Last week there was Biscuit Day, next week there's Tetris Day and seemingly every week there is a day to mark something.
But one day that stands out for me from all these lighter hearted subjects is International Children's Day, which celebrates the rights and wellbeing of youngsters.
As Chief Executive of the UK's leading children's charity, I recognise the need for children to have fundamental rights and the opportunity to be healthy and happy every single day.
The one core purpose that has always defined us as a charity is our mission to help the most vulnerable children and young people through our 1,000 services across the UK.
We speak up for those who have no voice, who society has forgotten and who were never known about in the first place.
We help them to believe they are valued, they are loved and they are cared for.
With our help they learn they are just as important as anyone else and can make their own impact on society.
They stand the best chance of this if they have a stable home and happy childhood and we believe this is every child's right.
But sometimes a child's family is unable to provide this and they need the support of a loving adult who can look after them.
That's why fostering and adoption services are a core part of our work - as the love and support of foster carers and adoptive parents give disadvantaged youngsters a much better chance in life.
Sadly, looked after children are more likely to leave school with fewer qualifications, be at higher risk of offending, become a teenage parent and not be in education, employment or training.
That's why it's so important they have safe and suitable accommodation up to the age of 21 so they can have some stability and security in their lives.
The Government's own figures show that nearly one in five care leavers aged 19 - 21, either live in unsuitable accommodation or there is no record of where they are living.
Also in need of help are more than 195,000 young carers who should have a right to a childhood but are forced to grow up too soon looking after a loved one.
Unsurprisingly, many of these children and young people are deeply affected by their role and struggle to juggle their home and school life.
We feel it's important that the needs of young carers are recognised every day and they get the help they require, including getting support they are entitled to from local authorities so that their caring responsibilities can be reduced.
Then there are more than 200,000 children in the UK who are separated from parents serving time in prison.

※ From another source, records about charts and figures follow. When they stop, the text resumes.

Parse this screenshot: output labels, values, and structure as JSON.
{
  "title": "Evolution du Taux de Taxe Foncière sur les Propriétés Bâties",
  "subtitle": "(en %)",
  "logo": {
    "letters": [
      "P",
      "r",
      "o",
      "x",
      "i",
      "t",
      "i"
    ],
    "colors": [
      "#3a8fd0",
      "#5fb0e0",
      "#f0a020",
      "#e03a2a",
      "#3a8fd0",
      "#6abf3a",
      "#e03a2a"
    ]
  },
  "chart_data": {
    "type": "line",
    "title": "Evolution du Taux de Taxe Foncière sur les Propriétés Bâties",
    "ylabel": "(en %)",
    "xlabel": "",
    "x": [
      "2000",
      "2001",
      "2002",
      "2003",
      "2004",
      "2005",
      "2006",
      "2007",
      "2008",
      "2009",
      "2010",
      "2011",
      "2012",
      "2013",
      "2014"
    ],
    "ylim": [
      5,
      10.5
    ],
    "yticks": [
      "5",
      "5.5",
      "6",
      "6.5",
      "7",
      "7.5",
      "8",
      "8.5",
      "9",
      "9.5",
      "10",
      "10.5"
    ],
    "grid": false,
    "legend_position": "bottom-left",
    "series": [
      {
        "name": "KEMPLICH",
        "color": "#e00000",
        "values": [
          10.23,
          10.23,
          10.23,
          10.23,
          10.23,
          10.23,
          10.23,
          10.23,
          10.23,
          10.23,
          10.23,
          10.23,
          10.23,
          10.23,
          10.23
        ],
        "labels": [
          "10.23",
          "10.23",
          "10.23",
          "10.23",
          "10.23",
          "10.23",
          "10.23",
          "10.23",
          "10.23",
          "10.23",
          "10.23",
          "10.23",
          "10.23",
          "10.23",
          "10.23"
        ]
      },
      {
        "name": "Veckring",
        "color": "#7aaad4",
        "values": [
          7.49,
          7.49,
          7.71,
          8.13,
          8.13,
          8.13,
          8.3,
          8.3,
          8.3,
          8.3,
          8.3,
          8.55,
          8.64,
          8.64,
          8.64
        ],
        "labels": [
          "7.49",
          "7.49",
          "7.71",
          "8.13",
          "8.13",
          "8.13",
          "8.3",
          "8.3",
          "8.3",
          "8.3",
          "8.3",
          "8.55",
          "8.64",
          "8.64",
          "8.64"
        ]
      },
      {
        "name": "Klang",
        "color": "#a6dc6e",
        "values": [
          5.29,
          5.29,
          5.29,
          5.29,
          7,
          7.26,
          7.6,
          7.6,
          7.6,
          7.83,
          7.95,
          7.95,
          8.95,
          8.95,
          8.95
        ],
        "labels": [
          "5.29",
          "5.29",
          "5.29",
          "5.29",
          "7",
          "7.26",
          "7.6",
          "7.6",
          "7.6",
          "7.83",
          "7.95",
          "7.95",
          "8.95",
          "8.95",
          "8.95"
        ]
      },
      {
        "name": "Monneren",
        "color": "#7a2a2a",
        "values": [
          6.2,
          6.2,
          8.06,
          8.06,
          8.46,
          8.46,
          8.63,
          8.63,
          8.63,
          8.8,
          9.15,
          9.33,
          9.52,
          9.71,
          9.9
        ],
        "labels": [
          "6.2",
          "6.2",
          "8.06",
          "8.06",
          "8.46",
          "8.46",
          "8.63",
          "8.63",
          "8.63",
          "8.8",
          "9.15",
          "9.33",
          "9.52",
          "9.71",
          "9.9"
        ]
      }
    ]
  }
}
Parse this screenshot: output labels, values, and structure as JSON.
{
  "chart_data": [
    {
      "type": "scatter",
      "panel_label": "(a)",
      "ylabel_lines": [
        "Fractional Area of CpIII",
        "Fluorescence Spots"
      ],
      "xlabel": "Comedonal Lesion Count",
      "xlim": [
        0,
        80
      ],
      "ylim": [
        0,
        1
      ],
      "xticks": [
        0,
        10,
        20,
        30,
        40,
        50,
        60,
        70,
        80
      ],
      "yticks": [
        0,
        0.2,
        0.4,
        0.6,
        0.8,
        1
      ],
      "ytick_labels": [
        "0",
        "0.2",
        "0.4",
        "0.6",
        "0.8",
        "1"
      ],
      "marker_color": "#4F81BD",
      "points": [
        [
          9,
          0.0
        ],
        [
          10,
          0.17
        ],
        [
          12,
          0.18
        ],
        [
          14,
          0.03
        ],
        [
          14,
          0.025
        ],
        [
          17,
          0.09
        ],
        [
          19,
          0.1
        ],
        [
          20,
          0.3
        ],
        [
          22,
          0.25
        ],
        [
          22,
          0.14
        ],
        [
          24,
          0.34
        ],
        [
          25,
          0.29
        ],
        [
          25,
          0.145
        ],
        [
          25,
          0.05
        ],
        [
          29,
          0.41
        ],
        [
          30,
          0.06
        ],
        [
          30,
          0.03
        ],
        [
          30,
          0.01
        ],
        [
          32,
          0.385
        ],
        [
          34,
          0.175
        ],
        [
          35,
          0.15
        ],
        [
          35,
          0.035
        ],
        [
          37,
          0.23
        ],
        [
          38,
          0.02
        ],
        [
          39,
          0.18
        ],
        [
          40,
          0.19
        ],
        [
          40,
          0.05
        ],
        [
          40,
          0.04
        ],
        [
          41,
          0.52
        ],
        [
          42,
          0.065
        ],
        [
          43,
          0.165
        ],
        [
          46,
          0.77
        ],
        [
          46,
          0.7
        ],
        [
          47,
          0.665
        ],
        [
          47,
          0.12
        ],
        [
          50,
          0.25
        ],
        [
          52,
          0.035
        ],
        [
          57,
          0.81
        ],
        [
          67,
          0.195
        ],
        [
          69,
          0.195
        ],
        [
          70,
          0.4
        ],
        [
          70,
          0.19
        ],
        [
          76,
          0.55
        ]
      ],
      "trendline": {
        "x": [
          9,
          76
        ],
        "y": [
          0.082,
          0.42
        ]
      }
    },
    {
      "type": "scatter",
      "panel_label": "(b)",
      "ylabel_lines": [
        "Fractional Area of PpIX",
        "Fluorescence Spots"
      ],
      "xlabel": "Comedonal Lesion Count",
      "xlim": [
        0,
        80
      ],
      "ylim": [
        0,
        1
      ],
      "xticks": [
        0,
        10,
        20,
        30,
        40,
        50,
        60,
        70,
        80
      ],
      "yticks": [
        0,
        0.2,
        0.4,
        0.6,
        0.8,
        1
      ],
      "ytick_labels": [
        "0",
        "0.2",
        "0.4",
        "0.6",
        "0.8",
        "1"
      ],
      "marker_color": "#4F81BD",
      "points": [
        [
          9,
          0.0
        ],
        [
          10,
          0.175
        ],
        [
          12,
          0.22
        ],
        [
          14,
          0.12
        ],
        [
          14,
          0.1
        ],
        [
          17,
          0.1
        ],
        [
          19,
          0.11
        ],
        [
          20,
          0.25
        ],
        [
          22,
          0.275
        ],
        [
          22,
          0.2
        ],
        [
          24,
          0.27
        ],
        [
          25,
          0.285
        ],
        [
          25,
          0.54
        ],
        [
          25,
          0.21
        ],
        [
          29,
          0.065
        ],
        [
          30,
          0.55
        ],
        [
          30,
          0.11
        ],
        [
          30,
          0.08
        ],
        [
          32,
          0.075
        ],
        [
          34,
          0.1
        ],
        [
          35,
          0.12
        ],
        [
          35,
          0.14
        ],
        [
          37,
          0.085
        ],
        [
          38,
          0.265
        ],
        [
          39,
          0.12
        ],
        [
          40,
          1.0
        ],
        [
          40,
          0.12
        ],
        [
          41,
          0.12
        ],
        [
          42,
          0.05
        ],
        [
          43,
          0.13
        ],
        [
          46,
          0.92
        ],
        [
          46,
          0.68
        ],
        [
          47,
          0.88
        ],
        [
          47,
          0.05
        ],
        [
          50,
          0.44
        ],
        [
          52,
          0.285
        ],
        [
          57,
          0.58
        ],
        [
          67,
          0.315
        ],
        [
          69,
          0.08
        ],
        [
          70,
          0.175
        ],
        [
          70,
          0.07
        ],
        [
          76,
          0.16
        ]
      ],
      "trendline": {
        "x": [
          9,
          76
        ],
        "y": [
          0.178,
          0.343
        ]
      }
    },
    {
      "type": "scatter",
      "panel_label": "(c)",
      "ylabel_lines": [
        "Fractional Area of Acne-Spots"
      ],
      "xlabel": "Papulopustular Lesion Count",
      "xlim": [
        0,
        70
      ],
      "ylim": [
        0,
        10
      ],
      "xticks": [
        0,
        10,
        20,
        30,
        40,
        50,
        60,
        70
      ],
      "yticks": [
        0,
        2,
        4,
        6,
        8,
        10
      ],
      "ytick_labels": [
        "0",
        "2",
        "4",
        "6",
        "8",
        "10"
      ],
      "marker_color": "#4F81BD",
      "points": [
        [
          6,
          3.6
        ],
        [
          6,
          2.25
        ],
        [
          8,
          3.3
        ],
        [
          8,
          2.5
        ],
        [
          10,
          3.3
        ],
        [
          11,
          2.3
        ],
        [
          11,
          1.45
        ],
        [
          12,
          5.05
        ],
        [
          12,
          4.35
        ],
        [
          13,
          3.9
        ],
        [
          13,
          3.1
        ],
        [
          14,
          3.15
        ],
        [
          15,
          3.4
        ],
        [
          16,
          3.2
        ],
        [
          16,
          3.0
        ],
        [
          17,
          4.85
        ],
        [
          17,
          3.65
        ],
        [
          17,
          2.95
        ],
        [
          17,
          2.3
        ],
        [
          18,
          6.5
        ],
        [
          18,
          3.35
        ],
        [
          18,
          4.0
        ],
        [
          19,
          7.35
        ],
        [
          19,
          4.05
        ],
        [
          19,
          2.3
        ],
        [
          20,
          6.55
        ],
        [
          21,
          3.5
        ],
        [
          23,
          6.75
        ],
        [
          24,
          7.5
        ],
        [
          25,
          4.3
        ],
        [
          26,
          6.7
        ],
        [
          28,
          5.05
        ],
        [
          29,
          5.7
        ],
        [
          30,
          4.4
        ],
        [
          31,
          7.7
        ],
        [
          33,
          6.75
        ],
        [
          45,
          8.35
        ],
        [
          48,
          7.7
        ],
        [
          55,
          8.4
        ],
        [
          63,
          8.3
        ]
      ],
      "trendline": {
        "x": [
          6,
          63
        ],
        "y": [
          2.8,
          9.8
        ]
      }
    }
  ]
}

From the moment of arrest, these children can face immense social and emotional trauma, including isolation, poverty and family breakdown.
We believe these vulnerable children have the right to be protected and when a parent goes to jail it is important to ensure it's not also a sentence for the child.
Keeping the family bonds is crucial and we work with five prisons in England and Wales, running visit centres, family days and parenting programmes that strengthen family relationships and help prepare for the return home too.
Ensuring children are supported is crucial to Barnardo's and why we believe tackling the mental health crisis in the UK is so important.
One in three pupils in a classroom will have a mental health condition, according to a study by the charity Place2Be, but it's thought the scale of the issue is underestimated.
We support these children through services ranging from work in schools, where youngsters learn it's okay to talk and ask for help, to trauma focused practice.
Through all our work we make them realise there is help out there, not just on International Children's Day but every day.